Comme Agnès l’a souligné, j’ai travaillé dans plusieurs secteurs, en particulier le jeu vidéo sur lequel j’ai fait toute ma thèse. J’ai travaillé aussi sur tout ce qui va être médiation scientifique, sur la robotique, la santé, sur le travail en ligne et effectivement, maintenant, je suis responsable d’un projet de recherche sur les applications de suivi des cycles menstruels. En fait, je travaille dessus depuis 2018, ça fait déjà cinq ans, et il se trouve que c’est vraiment un très bon exemple pour vous parler du sujet du genre et des innovations.

Genre et innovation – C’est quoi le problème?[modifier]

À partir du début des années 2010, on avait des applications de santé généraliste sur nos smartphones dans lesquelles il était possible de rentrer énormément de données, que ce soit notre rythme cardiaque, le nombre de pas qu’on avait pu faire dans la journée, le nombre de calories qu’on avait ingérées, le nombre de grammes de sel qu’on avait pu ingérer, l’état de notre transit, etc. Par contre, il y avait un truc qu’on ne pouvait pas noter, c’était la date de nos règles, ça n’existait pas dans les applications de santé généraliste. Il a fallu que des femmes créent des applications spécifiques sur la question des règles pour qu’on ait des services numériques sur nos smartphones, qui permettent d’inscrire la date de nos règles. On pense, par exemple, à ??? [2 min 13] qui a créé l’application et l’entreprise allemande Clue. Même une fois qu’elles ont décidé de créer ces applications, ça ne s’est pas fait facilement. En fait, la plupart des personnes qui ont créé des applications de suivi menstruel et des innovations pour la santé des femmes de manière plus générale racontent que généralement, quand elles ont essayé de les faire financer, elles ont essuyé beaucoup de refus.
Actuellement, je mène une enquête auprès des entrepreneuses de la Fentech en France, j’ai effectivement à nouveau ce genre de retour : quand elles vont voir des financeurs pour présenter leurs projets qui sont sur la santé des femmes, on va leur répondre que, finalement, leur projet est trop de niche, qu’il n’est pas assez rentable, qu’il est pas assez d’envergure.
Moi-même, je vous l’ai dit, j’ai commencé à travailler sur la question en 2018 ; on est en 2024, je viens seulement d’obtenir un financement pour pouvoir faire ma recherche.

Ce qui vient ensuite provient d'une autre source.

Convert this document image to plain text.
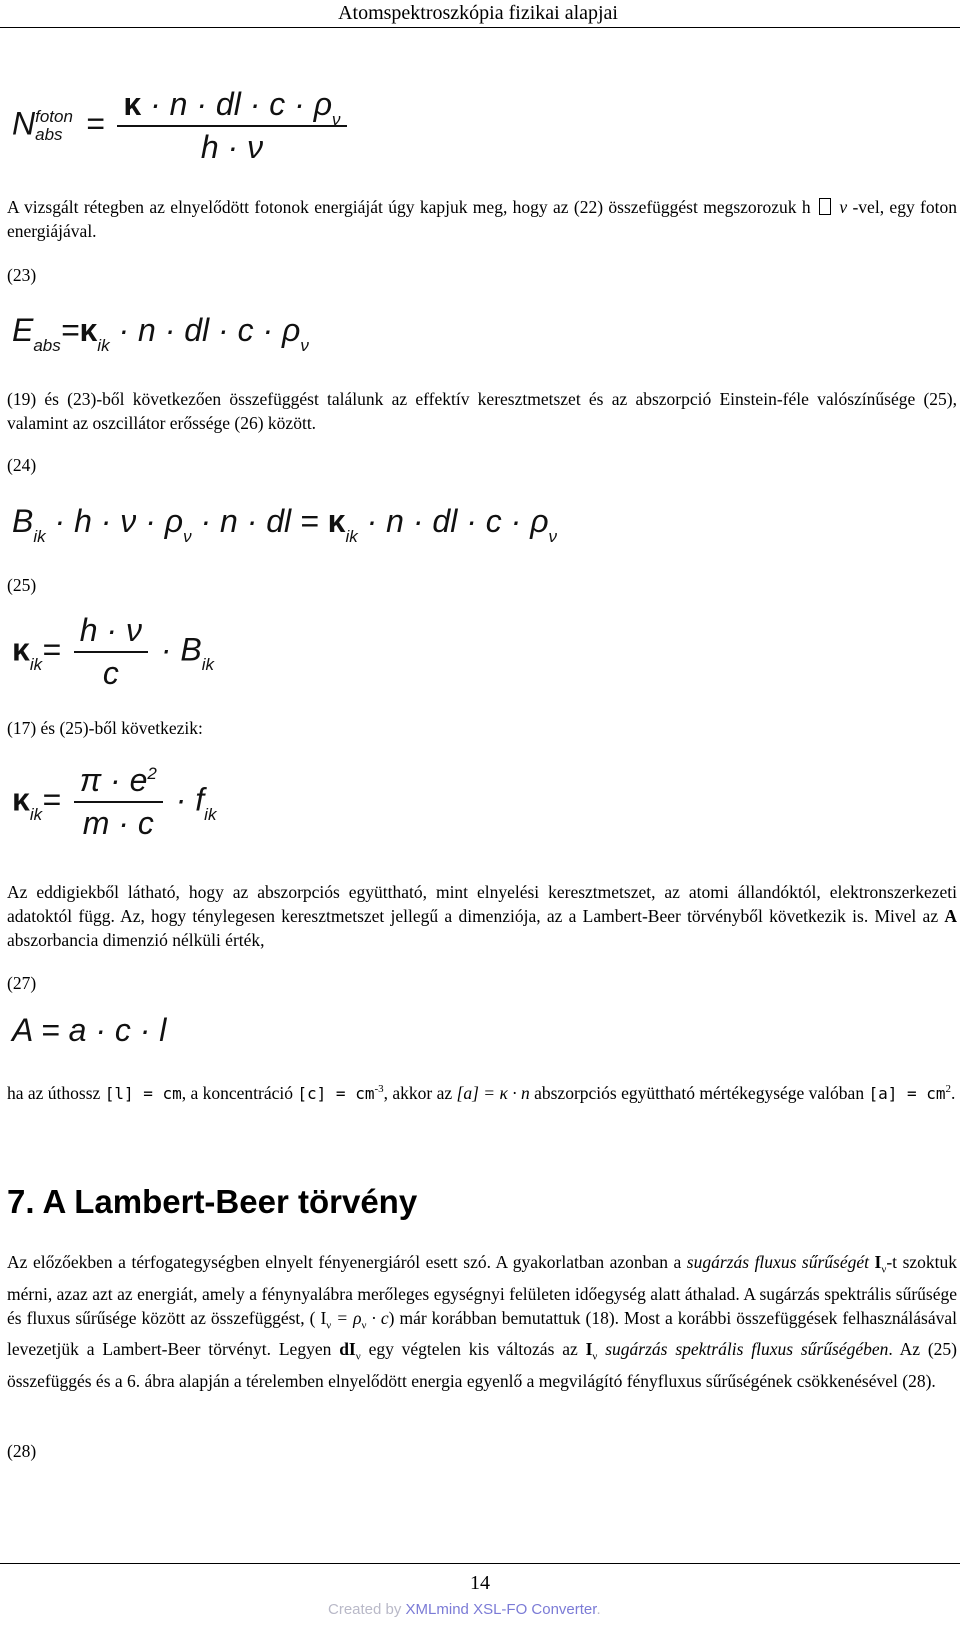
Atomspektroszkópia fizikai alapjai
N foton
abs = $\frac{\kappa \cdot n \cdot dl \cdot c \cdot \rho_\nu}{h \cdot \nu}$
A vizsgált rétegben az elnyelődött fotonok energiáját úgy kapjuk meg, hogy az (22) összefüggést megszorozuk h ν -vel, egy foton energiájával.
(23)
$E_{abs}=\kappa_{ik} \cdot n$ · dl · $c \cdot \rho_\nu$
(19) és (23)-ből következően összefüggést találunk az effektív keresztmetszet és az abszorpció Einstein-féle valószínűsége (25), valamint az oszcillátor erőssége (26) között.
(24)
$B_{ik} \cdot h \cdot \nu \cdot \rho_\nu \cdot n$ · dl = $\kappa_{ik} \cdot n$ · dl · $c \cdot \rho_\nu$
(25)
$\kappa_{ik}= \frac{h \cdot \nu}{c} \cdot B_{ik}$
(17) és (25)-ből következik:
$\kappa_{ik}= \frac{\pi \cdot e^2}{m \cdot c} \cdot f_{ik}$
Az eddigiekből látható, hogy az abszorpciós együttható, mint elnyelési keresztmetszet, az atomi állandóktól, elektronszerkezeti adatoktól függ. Az, hogy ténylegesen keresztmetszet jellegű a dimenziója, az a Lambert-Beer törvényből következik is. Mivel az A abszorbancia dimenzió nélküli érték,
(27)
A = a · c · l
ha az úthossz [l] = cm, a koncentráció $[c] = cm^{-3}$, akkor az [a] = κ · n abszorpciós együttható mértékegysége valóban $[a] = cm^2$.
7. A Lambert-Beer törvény
Az előzőekben a térfogategységben elnyelt fényenergiáról esett szó. A gyakorlatban azonban a sugárzás fluxus sűrűségét $I_\nu-t$ szoktuk mérni, azaz azt az energiát, amely a fénynyalábra merőleges egységnyi felületen időegység alatt áthalad. A sugárzás spektrális sűrűsége és fluxus sűrűsége között az összefüggést, ( $I_\nu = \rho_\nu \cdot c$) már korábban bemutattuk (18). Most a korábbi összefüggések felhasználásával levezetjük a Lambert-Beer törvényt. Legyen $dI_\nu$ egy végtelen kis változás az $I_\nu$ sugárzás spektrális fluxus sűrűségében. Az (25) összefüggés és a 6. ábra alapján a térelemben elnyelődött energia egyenlő a megvilágító fényfluxus sűrűségének csökkenésével (28).
(28)
14
Created by XMLmind XSL-FO Converter.
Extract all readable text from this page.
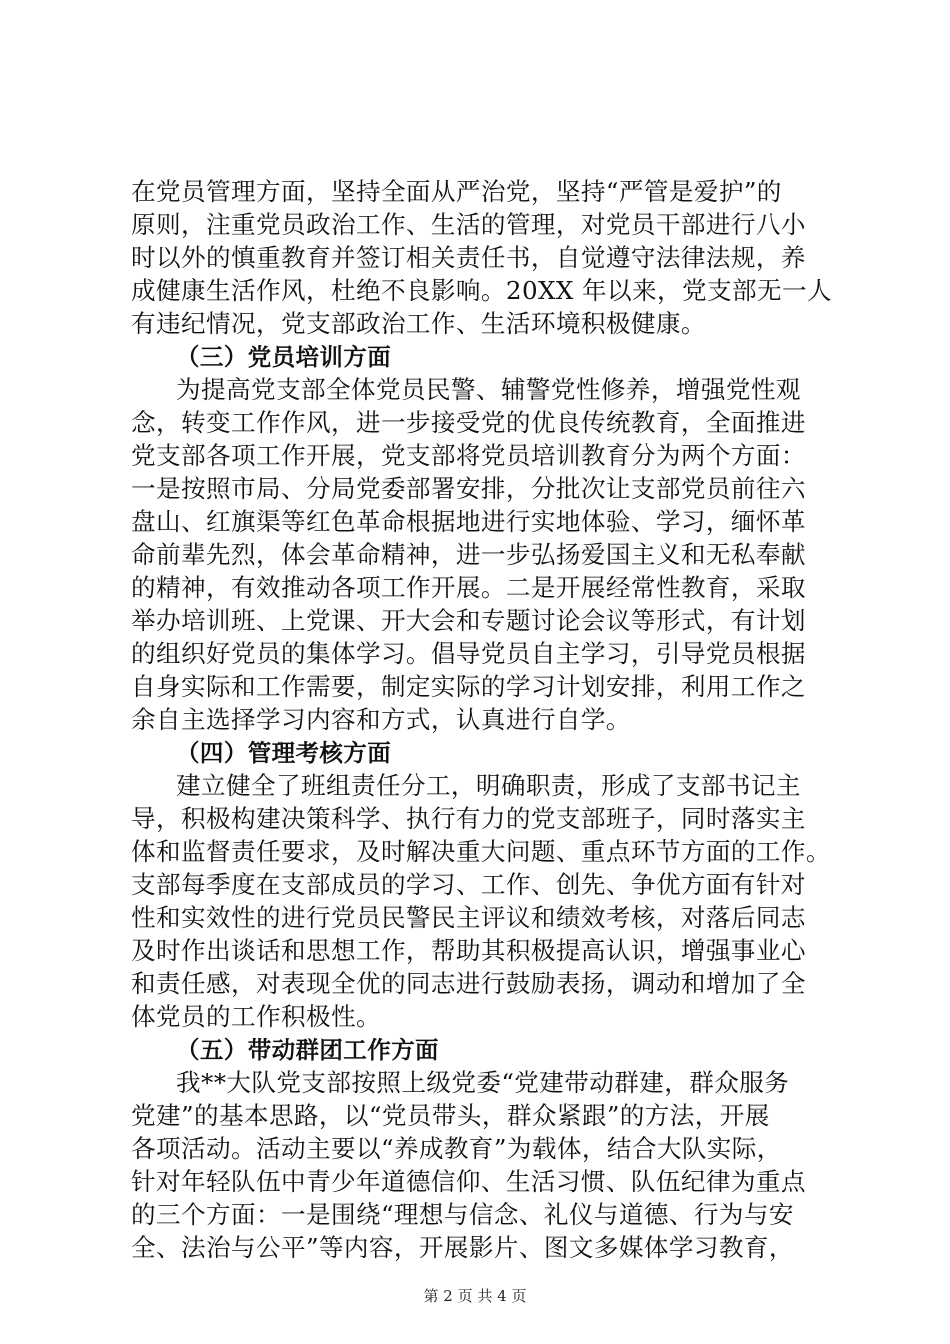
在党员管理方面，坚持全面从严治党，坚持“严管是爱护”的
原则，注重党员政治工作、生活的管理，对党员干部进行八小
时以外的慎重教育并签订相关责任书，自觉遵守法律法规，养
成健康生活作风，杜绝不良影响。20XX 年以来，党支部无一人
有违纪情况，党支部政治工作、生活环境积极健康。
（三）党员培训方面
为提高党支部全体党员民警、辅警党性修养，增强党性观
念，转变工作作风，进一步接受党的优良传统教育，全面推进
党支部各项工作开展，党支部将党员培训教育分为两个方面：
一是按照市局、分局党委部署安排，分批次让支部党员前往六
盘山、红旗渠等红色革命根据地进行实地体验、学习，缅怀革
命前辈先烈，体会革命精神，进一步弘扬爱国主义和无私奉献
的精神，有效推动各项工作开展。二是开展经常性教育，采取
举办培训班、上党课、开大会和专题讨论会议等形式，有计划
的组织好党员的集体学习。倡导党员自主学习，引导党员根据
自身实际和工作需要，制定实际的学习计划安排，利用工作之
余自主选择学习内容和方式，认真进行自学。
（四）管理考核方面
建立健全了班组责任分工，明确职责，形成了支部书记主
导，积极构建决策科学、执行有力的党支部班子，同时落实主
体和监督责任要求，及时解决重大问题、重点环节方面的工作。
支部每季度在支部成员的学习、工作、创先、争优方面有针对
性和实效性的进行党员民警民主评议和绩效考核，对落后同志
及时作出谈话和思想工作，帮助其积极提高认识，增强事业心
和责任感，对表现全优的同志进行鼓励表扬，调动和增加了全
体党员的工作积极性。
（五）带动群团工作方面
我**大队党支部按照上级党委“党建带动群建，群众服务
党建”的基本思路，以“党员带头，群众紧跟”的方法，开展
各项活动。活动主要以“养成教育”为载体，结合大队实际，
针对年轻队伍中青少年道德信仰、生活习惯、队伍纪律为重点
的三个方面：一是围绕“理想与信念、礼仪与道德、行为与安
全、法治与公平”等内容，开展影片、图文多媒体学习教育，
第 2 页 共 4 页
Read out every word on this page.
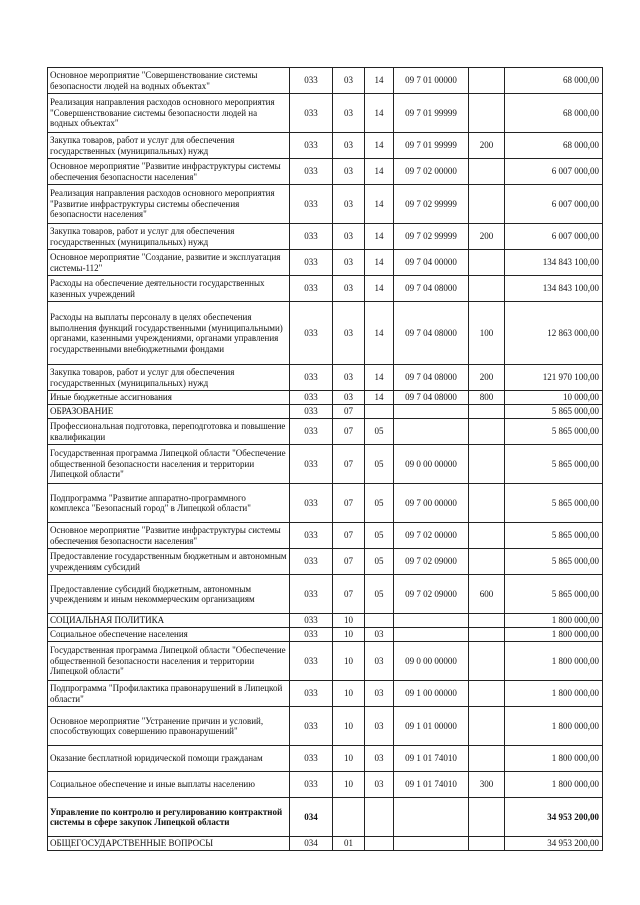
Основное мероприятие "Совершенствование системы безопасности людей на водных объектах"	033	03	14	09 7 01 00000		68 000,00
Реализация направления расходов основного мероприятия "Совершенствование системы безопасности людей на водных объектах"	033	03	14	09 7 01 99999		68 000,00
Закупка товаров, работ и услуг для обеспечения государственных (муниципальных) нужд	033	03	14	09 7 01 99999	200	68 000,00
Основное мероприятие "Развитие инфраструктуры системы обеспечения безопасности населения"	033	03	14	09 7 02 00000		6 007 000,00
Реализация направления расходов основного мероприятия "Развитие инфраструктуры системы обеспечения безопасности населения"	033	03	14	09 7 02 99999		6 007 000,00
Закупка товаров, работ и услуг для обеспечения государственных (муниципальных) нужд	033	03	14	09 7 02 99999	200	6 007 000,00
Основное мероприятие "Создание, развитие и эксплуатация системы-112"	033	03	14	09 7 04 00000		134 843 100,00
Расходы на обеспечение деятельности государственных казенных учреждений	033	03	14	09 7 04 08000		134 843 100,00
Расходы на выплаты персоналу в целях обеспечения выполнения функций государственными (муниципальными) органами, казенными учреждениями, органами управления государственными внебюджетными фондами	033	03	14	09 7 04 08000	100	12 863 000,00
Закупка товаров, работ и услуг для обеспечения государственных (муниципальных) нужд	033	03	14	09 7 04 08000	200	121 970 100,00
Иные бюджетные ассигнования	033	03	14	09 7 04 08000	800	10 000,00
ОБРАЗОВАНИЕ	033	07				5 865 000,00
Профессиональная подготовка, переподготовка и повышение квалификации	033	07	05			5 865 000,00
Государственная программа Липецкой области "Обеспечение общественной безопасности населения и территории Липецкой области"	033	07	05	09 0 00 00000		5 865 000,00
Подпрограмма "Развитие аппаратно-программного комплекса "Безопасный город" в Липецкой области"	033	07	05	09 7 00 00000		5 865 000,00
Основное мероприятие "Развитие инфраструктуры системы обеспечения безопасности населения"	033	07	05	09 7 02 00000		5 865 000,00
Предоставление государственным бюджетным и автономным учреждениям субсидий	033	07	05	09 7 02 09000		5 865 000,00
Предоставление субсидий бюджетным, автономным учреждениям и иным некоммерческим организациям	033	07	05	09 7 02 09000	600	5 865 000,00
СОЦИАЛЬНАЯ ПОЛИТИКА	033	10				1 800 000,00
Социальное обеспечение населения	033	10	03			1 800 000,00
Государственная программа Липецкой области "Обеспечение общественной безопасности населения и территории Липецкой области"	033	10	03	09 0 00 00000		1 800 000,00
Подпрограмма "Профилактика правонарушений в Липецкой области"	033	10	03	09 1 00 00000		1 800 000,00
Основное мероприятие "Устранение причин и условий, способствующих совершению правонарушений"	033	10	03	09 1 01 00000		1 800 000,00
Оказание бесплатной юридической помощи гражданам	033	10	03	09 1 01 74010		1 800 000,00
Социальное обеспечение и иные выплаты населению	033	10	03	09 1 01 74010	300	1 800 000,00
Управление по контролю и регулированию контрактной системы в сфере закупок Липецкой области	034					34 953 200,00
ОБЩЕГОСУДАРСТВЕННЫЕ ВОПРОСЫ	034	01				34 953 200,00
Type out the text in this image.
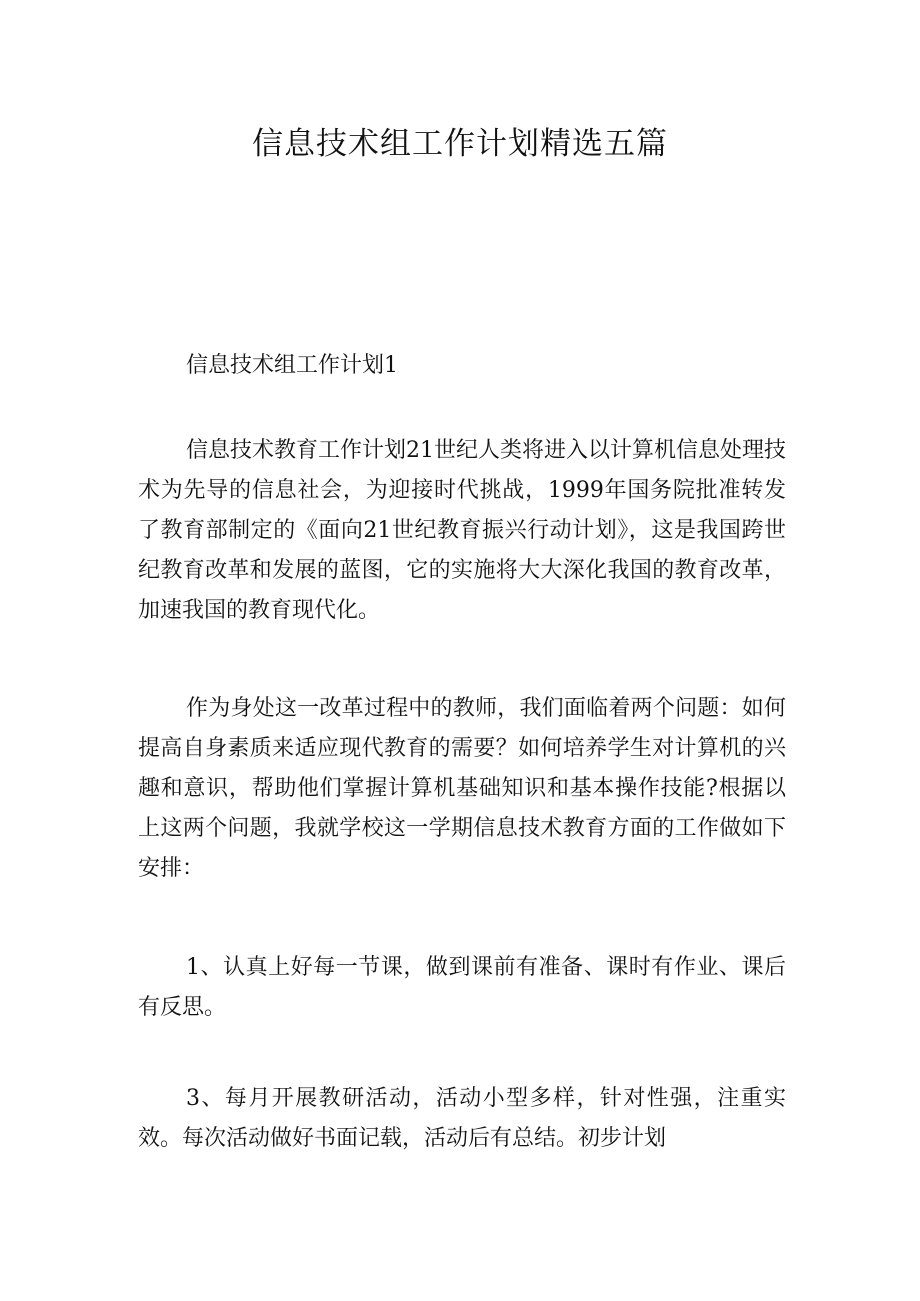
信息技术组工作计划精选五篇

信息技术组工作计划1

信息技术教育工作计划21世纪人类将进入以计算机信息处理技术为先导的信息社会，为迎接时代挑战，1999年国务院批准转发了教育部制定的《面向21世纪教育振兴行动计划》，这是我国跨世纪教育改革和发展的蓝图，它的实施将大大深化我国的教育改革，加速我国的教育现代化。

作为身处这一改革过程中的教师，我们面临着两个问题：如何提高自身素质来适应现代教育的需要？如何培养学生对计算机的兴趣和意识，帮助他们掌握计算机基础知识和基本操作技能?根据以上这两个问题，我就学校这一学期信息技术教育方面的工作做如下安排：

1、认真上好每一节课，做到课前有准备、课时有作业、课后有反思。

3、每月开展教研活动，活动小型多样，针对性强，注重实效。每次活动做好书面记载，活动后有总结。初步计划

Avant, j’étais obligé de la faire sur mon temps libre entre le 15 juillet et le 15 août. Globalement, quand je présente ce sujet de recherche en dehors de cercles féministes, au mieux on va trouver mon sujet de recherche original et rafraîchissant, j’appelle ça l’effet Febreze, au pire on va trouver ça pas intéressant, voire dégoûtant. Je pense que mon exemple préféré, qui est aussi le plus cocasse, c’est la première fois que j’ai fait une communication publique sur les applications de suivi menstruel dans un colloque scientifique entre universitaires. Je finis ma présentation sur ma super enquête dont j’étais trop fière, sur les utilisatrices de ces applications, sur tout ce que j’avais fait, les résultats que j’avais. Un enseignant-chercheur a pris la parole, m’a posé une question. Il m’a dit « j’ai entendu dire que les femmes étaient capables de synchroniser leurs cycles quand elles étaient les unes à côté des autres. Est-ce que, du coup, on pourrait envisager que toutes les femmes qui utilisent la même application pourrait synchroniser leur cycle ? » Effectivement, si vous avez des contacts chez Netflix, je pense que ça peut faire un super scénario de film d’horreur. Par contre, en tant que sociologue qui essayait de candidater à des projets de recherche de l’Agence nationale de la recherche, ce n’était pas forcément le sujet qui m’intéressait le plus ! Blague à part, malheureusement c’est vraiment arrivé !
Les arguments de type c’est un projet de niche, ce n’est pas assez rentable, ce sont des arguments qui, bien évidemment, sont faux. Ce sont des arguments qui vont revêtir la représentation de la rationalité pour essayer de justifier que c’est un projet qui serait risqué, que le retour sur investissement n’est pas assuré – ce n’est pas moi, c’est le marché – mais tout cela est faux. C’est-à-dire que si on joue vraiment le jeu de la rationalité et qu’on va aller chercher des chiffres, qu’on va aller rechercher dans les statistiques de l’Insee, par exemple, pour savoir combien de personnes sont concernées par les menstruations aujourd’hui dans la population française, combien de dépenses de santé sont effectuées par les femmes, quel est le taux d’équipement des smartphones du côté de la population féminine, tout cela nous donne des chiffres qui, bien évidemment, nous précisent qu’une application de suivi smartphone pour suivre ses règles c’est tout sauf une niche, sauf si vous arrivez à faire rentrer des dizaines ou des centaines de milliers de personnes dans une niche !
Donc, le problème ce n’est pas la rentabilité, donc c’est quoi ?
C’est là qu’on a besoin du concept de genre pour comprendre où est le problème.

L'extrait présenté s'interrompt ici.